Modern before its time, the Ming Dynasty provided a period of native Chinese rule spanning roughly four centuries from 1368 to 1644 between the eras of Mongol and Manchu dominance, respectively. It exerted immense cultural influence throughout East Asia, with notable achievements in furniture design and craft, still echoed by contemporary artisans. Sun at Six – an AAPI family-owned and operated design practice out of San Jose, California – provides a direct throughline to the timeless tradition of Chinese joinery as they present the Wolo Collection in an expansion of their visual language.
Founded in 2017 by creative director Antares Yee, and supported by his sister as the Head of Operations, Capella Yee, the family-run factory and young studio continues a storied lineage of creative expression that began in China with their mother, Maria Yee, who studied classical Chinese joinery under a master craftsman restoring furniture for the Forbidden City. She pioneered eco-design with her eponymous business some 30 years ago introducing new technologies that would lay the groundwork for this generation. Contemporizing a historical aesthetic, Sun at Six now implements those same practices while incorporating block shapes, jewel-tone colors, and plush fabrics distilled through their lens.
Ming-style furniture is introspective resulting from the collaboration between literati scholars and craftsmen for furnishings that reject vulgar opulence to instead embrace an elegance that is intellectually tempered. Steeped in allegory, the seemingly minimalist, slightly whimsical gestures are fabricated through maximalist engineering such that design is not divorced from function. Simple silhouettes are realized through intricate wood constructs – without nails or screws – using techniques like the finger joint, three-way miter, or wedging a mortise and tenon. Sun at Six shares the understanding that design carries signature cultural elements like harmony, balance, and modesty as they explore the role of objects in a physically emotive space, whether that be for the containment and ease or invigoration of its occupants.
“I distinctly remember, there was this energy post-Covid where so many people were like, ‘I am leaving this past couple years behind.’ It just felt like people wanted a new page,” Antares Yee says of the latest collection’s inception. “We feel like it’s time to switch from the mindset of soft, cozy curves. Instead, we want to go for hard edges. We’re going to go with contrast, all with 90 degrees, heaviness in some places juxtaposed with thinness in others. And so that, in some ways, is our direct response to previous times in an effort to move ourselves forward mentally.”

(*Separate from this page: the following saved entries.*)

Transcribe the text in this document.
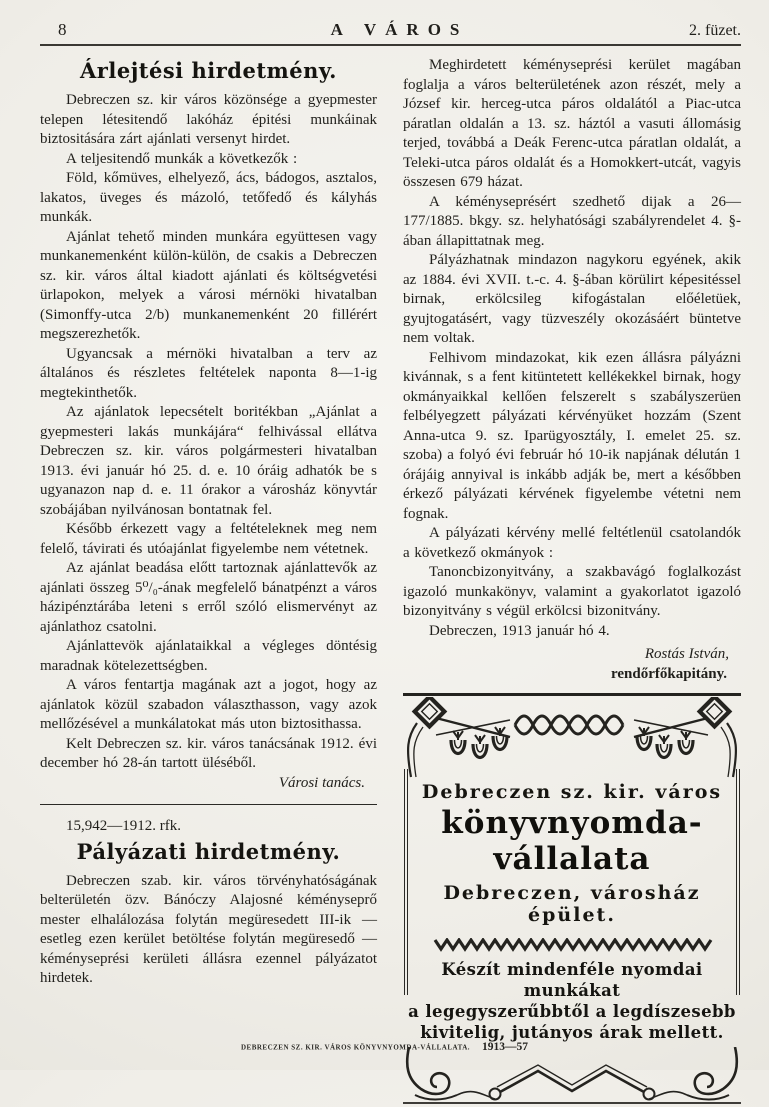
8	A VÁROS	2. füzet.
Árlejtési hirdetmény.

Debreczen sz. kir város közönsége a gyepmester telepen létesitendő lakóház épitési munkáinak biztositására zárt ajánlati versenyt hirdet.

A teljesitendő munkák a következők :

Föld, kőmüves, elhelyező, ács, bádogos, asztalos, lakatos, üveges és mázoló, tetőfedő és kályhás munkák.

Ajánlat tehető minden munkára együttesen vagy munkanemenként külön-külön, de csakis a Debreczen sz. kir. város által kiadott ajánlati és költségvetési ürlapokon, melyek a városi mérnöki hivatalban (Simonffy-utca 2/b) munkanemenként 20 fillérért megszerezhetők.

Ugyancsak a mérnöki hivatalban a terv az általános és részletes feltételek naponta 8—1-ig megtekinthetők.

Az ajánlatok lepecsételt boritékban „Ajánlat a gyepmesteri lakás munkájára“ felhivással ellátva Debreczen sz. kir. város polgármesteri hivatalban 1913. évi január hó 25. d. e. 10 óráig adhatók be s ugyanazon nap d. e. 11 órakor a városház könyvtár szobájában nyilvánosan bontatnak fel.

Később érkezett vagy a feltételeknek meg nem felelő, távirati és utóajánlat figyelembe nem vétetnek.

Az ajánlat beadása előtt tartoznak ajánlattevők az ajánlati összeg 5⁰/₀-ának megfelelő bánatpénzt a város házipénztárába leteni s erről szóló elismervényt az ajánlathoz csatolni.

Ajánlattevök ajánlataikkal a végleges döntésig maradnak kötelezettségben.

A város fentartja magának azt a jogot, hogy az ajánlatok közül szabadon választhasson, vagy azok mellőzésével a munkálatokat más uton biztosithassa.

Kelt Debreczen sz. kir. város tanácsának 1912. évi december hó 28-án tartott üléséből.

Városi tanács.

15,942—1912. rfk.

Pályázati hirdetmény.

Debreczen szab. kir. város törvényhatóságának belterületén özv. Bánóczy Alajosné kéményseprő mester elhalálozása folytán megüresedett III-ik — esetleg ezen kerület betöltése folytán megüresedő — kéményseprési kerületi állásra ezennel pályázatot hirdetek.

Meghirdetett kéményseprési kerület magában foglalja a város belterületének azon részét, mely a József kir. herceg-utca páros oldalától a Piac-utca páratlan oldalán a 13. sz. háztól a vasuti állomásig terjed, továbbá a Deák Ferenc-utca páratlan oldalát, a Teleki-utca páros oldalát és a Homokkert-utcát, vagyis összesen 679 házat.

A kéményseprésért szedhető dijak a 26—177/1885. bkgy. sz. helyhatósági szabályrendelet 4. §-ában állapittatnak meg.

Pályázhatnak mindazon nagykoru egyének, akik az 1884. évi XVII. t.-c. 4. §-ában körülirt képesitéssel birnak, erkölcsileg kifogástalan előéletüek, gyujtogatásért, vagy tüzveszély okozásáért büntetve nem voltak.

Felhivom mindazokat, kik ezen állásra pályázni kivánnak, s a fent kitüntetett kellékekkel birnak, hogy okmányaikkal kellően felszerelt s szabályszerüen felbélyegzett pályázati kérvényüket hozzám (Szent Anna-utca 9. sz. Iparügyosztály, I. emelet 25. sz. szoba) a folyó évi február hó 10-ik napjának délután 1 órájáig annyival is inkább adják be, mert a későbben érkező pályázati kérvének figyelembe vétetni nem fognak.

A pályázati kérvény mellé feltétlenül csatolandók a következő okmányok :

Tanoncbizonyitvány, a szakbavágó foglalkozást igazoló munkakönyv, valamint a gyakorlatot igazoló bizonyitvány s végül erkölcsi bizonitvány.

Debreczen, 1913 január hó 4.

Rostás István,

rendőrfőkapitány.

Debreczen sz. kir. város
könyvnyomda-vállalata
Debreczen, városház épület.
Készít mindenféle nyomdai munkákat
a legegyszerűbbtől a legdíszesebb
kivitelig, jutányos árak mellett.
DEBRECZEN SZ. KIR. VÁROS KÖNYVNYOMDA-VÁLLALATA. 1913—57
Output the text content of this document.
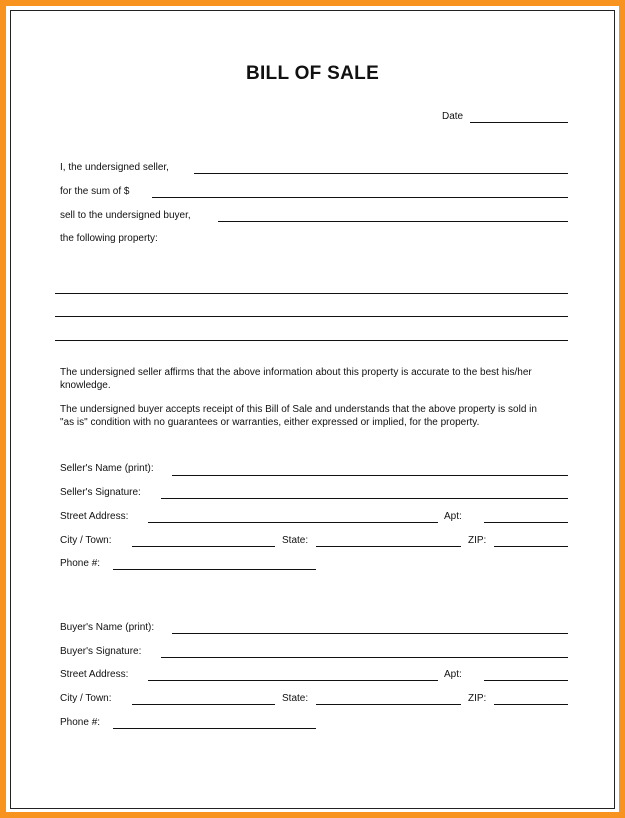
BILL OF SALE
Date
I, the undersigned seller,
for the sum of $
sell to the undersigned buyer,
the following property:
The undersigned seller affirms that the above information about this property is accurate to the best his/her knowledge.
The undersigned buyer accepts receipt of this Bill of Sale and understands that the above property is sold in "as is" condition with no guarantees or warranties, either expressed or implied, for the property.
Seller's Name (print):
Seller's Signature:
Street Address:	Apt:
City / Town:	State:	ZIP:
Phone #:
Buyer's Name (print):
Buyer's Signature:
Street Address:	Apt:
City / Town:	State:	ZIP:
Phone #:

Currently comprising five pieces, Wolo presents itself with an imperial posture, inimitable in construction and aesthetics. The Wolo Media Cabinet and Wolo Sideboard feature solid frame-and-panel construction that celebrates the natural contrasts and coloring of makata, with its strikingly dark heartwood, further accentuated with a luminescent sheen that shifts as it tracks daylight. The Wolo Dining Table, Wolo Coffee Table, and Wolo Round Coffee Table continue the material story while adding joint articulation to the narrative. Thick, columnar legs quickly taper appearing to attach to the tabletop underside with a thin connective tissue, which creates a sculptural effect. The deftly carved, simple geometric appendages emphasize the quality of the solid, sustainable wood oft discarded as waste.

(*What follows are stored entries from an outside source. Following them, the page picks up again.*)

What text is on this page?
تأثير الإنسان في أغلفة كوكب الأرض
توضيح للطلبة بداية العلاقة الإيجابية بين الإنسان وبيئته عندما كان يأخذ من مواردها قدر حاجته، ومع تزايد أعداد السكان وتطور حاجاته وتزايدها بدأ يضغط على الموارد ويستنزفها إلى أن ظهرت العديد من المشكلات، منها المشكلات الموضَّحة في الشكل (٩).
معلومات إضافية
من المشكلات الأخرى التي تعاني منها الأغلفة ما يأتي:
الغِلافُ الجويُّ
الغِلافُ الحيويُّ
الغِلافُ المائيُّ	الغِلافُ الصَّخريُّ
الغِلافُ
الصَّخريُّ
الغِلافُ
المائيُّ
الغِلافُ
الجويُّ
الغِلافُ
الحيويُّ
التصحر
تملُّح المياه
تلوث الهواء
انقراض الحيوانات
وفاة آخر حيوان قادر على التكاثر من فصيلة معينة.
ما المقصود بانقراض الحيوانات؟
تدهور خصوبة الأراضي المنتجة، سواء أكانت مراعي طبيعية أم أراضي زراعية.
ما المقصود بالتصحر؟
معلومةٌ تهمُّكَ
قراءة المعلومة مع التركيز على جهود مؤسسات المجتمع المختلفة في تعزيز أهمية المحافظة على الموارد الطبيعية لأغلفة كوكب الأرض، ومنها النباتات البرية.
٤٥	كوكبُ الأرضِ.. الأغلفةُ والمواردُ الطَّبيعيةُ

What’s more, the ingenious construction recontextualizes what it means to be an object of beauty. “Part of our goal, especially with this collection too, is to be able to produce work that’s a little bit more timeless, that’s versatile enough to fit in, many, many trend cycles, and lots of different spaces based on things like color and simplicity of form while shying away from and pushing back against a trend driven culture.”